The trend towards selling goods and services directly to consumers is transforming consumer brands and the world of shopping. Companies are learning how to interact directly with consumers, using new marketing techniques and a vast amount of data to influence their behaviour. However, the relationship between brands and consumers is fragile, and allowing trust in a brand to erode can be fatal.

Building brands that sell directly to consumers

Direct-to-consumer (D2C) is a business model that allows companies to sell and ship their products directly to buyers. It is part of the general trend towards buying more online, whether from Tesco, Amazon or Walmart.

D2C brands don’t rely on traditional marketplaces and retail sites to make sales or gain exposure. This means they can reduce their costs and maintain full control over the making, marketing and distribution of their products.

Building an audience quickly and the ability to create online content that will go viral are particularly important for brand and product launches. But so is delivering a faultless client experience across the lifecycle of the customer relationship, from the first click to doorstep delivery.
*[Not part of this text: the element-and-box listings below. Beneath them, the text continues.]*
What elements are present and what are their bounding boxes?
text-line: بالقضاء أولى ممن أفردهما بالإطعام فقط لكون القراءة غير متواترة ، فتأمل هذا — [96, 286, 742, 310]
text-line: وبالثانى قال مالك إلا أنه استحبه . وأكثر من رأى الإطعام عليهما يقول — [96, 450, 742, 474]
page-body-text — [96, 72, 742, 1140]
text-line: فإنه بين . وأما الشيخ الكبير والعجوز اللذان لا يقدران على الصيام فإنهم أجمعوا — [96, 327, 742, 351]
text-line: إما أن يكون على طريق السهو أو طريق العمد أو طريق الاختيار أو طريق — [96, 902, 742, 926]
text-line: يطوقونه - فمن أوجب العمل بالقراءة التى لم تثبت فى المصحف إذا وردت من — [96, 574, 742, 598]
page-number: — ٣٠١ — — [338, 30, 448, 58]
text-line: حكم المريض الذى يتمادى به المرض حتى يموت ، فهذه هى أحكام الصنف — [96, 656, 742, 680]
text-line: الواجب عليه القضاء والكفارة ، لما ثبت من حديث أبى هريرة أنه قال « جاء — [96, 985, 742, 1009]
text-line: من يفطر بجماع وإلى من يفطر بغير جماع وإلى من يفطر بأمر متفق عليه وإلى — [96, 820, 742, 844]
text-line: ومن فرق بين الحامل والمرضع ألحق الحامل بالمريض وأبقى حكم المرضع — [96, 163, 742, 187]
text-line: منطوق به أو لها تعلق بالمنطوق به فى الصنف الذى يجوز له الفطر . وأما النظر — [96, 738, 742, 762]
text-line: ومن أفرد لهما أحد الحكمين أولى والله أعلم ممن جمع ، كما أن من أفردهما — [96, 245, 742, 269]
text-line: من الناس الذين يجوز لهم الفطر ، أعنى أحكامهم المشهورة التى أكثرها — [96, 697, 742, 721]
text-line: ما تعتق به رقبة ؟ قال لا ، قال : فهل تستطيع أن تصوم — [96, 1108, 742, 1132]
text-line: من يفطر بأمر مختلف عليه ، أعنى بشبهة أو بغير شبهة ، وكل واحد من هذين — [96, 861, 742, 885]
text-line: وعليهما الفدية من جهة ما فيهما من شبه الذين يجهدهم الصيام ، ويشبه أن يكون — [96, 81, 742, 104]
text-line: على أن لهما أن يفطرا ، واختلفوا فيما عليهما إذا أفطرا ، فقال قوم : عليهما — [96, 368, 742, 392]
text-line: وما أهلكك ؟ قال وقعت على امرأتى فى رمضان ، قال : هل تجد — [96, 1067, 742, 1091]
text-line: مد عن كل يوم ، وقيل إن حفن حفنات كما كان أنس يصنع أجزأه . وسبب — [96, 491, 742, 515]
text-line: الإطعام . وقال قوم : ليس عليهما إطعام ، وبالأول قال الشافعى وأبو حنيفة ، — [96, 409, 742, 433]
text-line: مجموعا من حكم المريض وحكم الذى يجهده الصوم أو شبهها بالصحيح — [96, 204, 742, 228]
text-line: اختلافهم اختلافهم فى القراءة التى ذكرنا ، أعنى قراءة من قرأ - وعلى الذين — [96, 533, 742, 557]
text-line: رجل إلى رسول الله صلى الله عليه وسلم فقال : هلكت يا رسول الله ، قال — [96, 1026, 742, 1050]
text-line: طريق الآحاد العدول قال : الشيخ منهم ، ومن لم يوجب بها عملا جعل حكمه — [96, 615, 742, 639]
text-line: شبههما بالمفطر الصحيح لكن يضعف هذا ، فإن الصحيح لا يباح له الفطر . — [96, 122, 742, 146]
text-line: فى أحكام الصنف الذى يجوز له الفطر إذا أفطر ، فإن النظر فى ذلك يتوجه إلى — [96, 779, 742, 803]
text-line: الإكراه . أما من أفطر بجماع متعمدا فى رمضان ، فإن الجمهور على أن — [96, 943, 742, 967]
Brands increasingly need to communicate a sense of social purpose as part of their overall value proposition

Meanwhile, to build trust, brands increasingly need to communicate a sense of social purpose as part of their overall value proposition.

A survey by the consultancy Accenture found that purpose is at least as important as customer experience for eight in ten global consumers.1

The challenges involved in building a D2C brand include:

  • Expanding the business rapidly from its first few customers, and maintaining a viable offering over the long term.2
  • Embracing an entirely new form of marketing. Consumers have become active participants in a two-way relationship spanning offline and online advertising, social media, influencers, product co-creation and, most crucially of all, data collection and analysis to deliver personalised products and communications.3

Personalise and engage

Consumer data is “the new oil”, giving brands valuable information about their customers, including their personal preferences. Pure D2C brands will retain more control over their customer data, which they can then use to enhance the client experience. But this must be done skilfully, as using data ineffectively can hinder relationships and jeopardise the entire brand. There is a fine line between personalisation and intrusion, and companies must find the right balance.4

D2C companies are also using techniques from behavioural science to sell their products

D2C companies are also using techniques from behavioural science, the study of human behaviour, to sell their products. This can be as simple as predicting when consumers will run out of their favourite products and sending them a reminder to renew, or as complex as asking customers to participate in new product development.

However, it is important that firms use behavioural science to help people do what they want to do, rather than simply manipulate them into buying more. This will help build trust in the brand.

Would I lie to you?

Counterfeit or fake goods can tarnish a brand’s image and put people off buying its products. The threat from hackers also keeps evolving, meaning that D2C companies must monitor all online content related to their brands and continuously educate their customers about what genuine products look like.

Regulation is being considered to help protect companies and consumers

Encouragingly, regulation is being considered, at least in the US, to help protect companies and consumers.5 Technologies to embed authenticity markers into online content are also progressing.

Three points to remember

  • D2C is a business model that allows companies to sell and ship their products directly to buyers. It has developed from the trend towards buying more and more goods online.
  • D2C brands don’t rely on traditional marketplaces and retail sites to make sales or gain exposure. This means they can cut their costs and maintain full control over the making, marketing and distribution of their products.
  • D2C looks set to grow exponentially, with far-reaching implications for advertising, traditional offline brands, “middlemen” such as supermarkets and consumers themselves. Companies that can establish and maintain trust with their client communities should win out.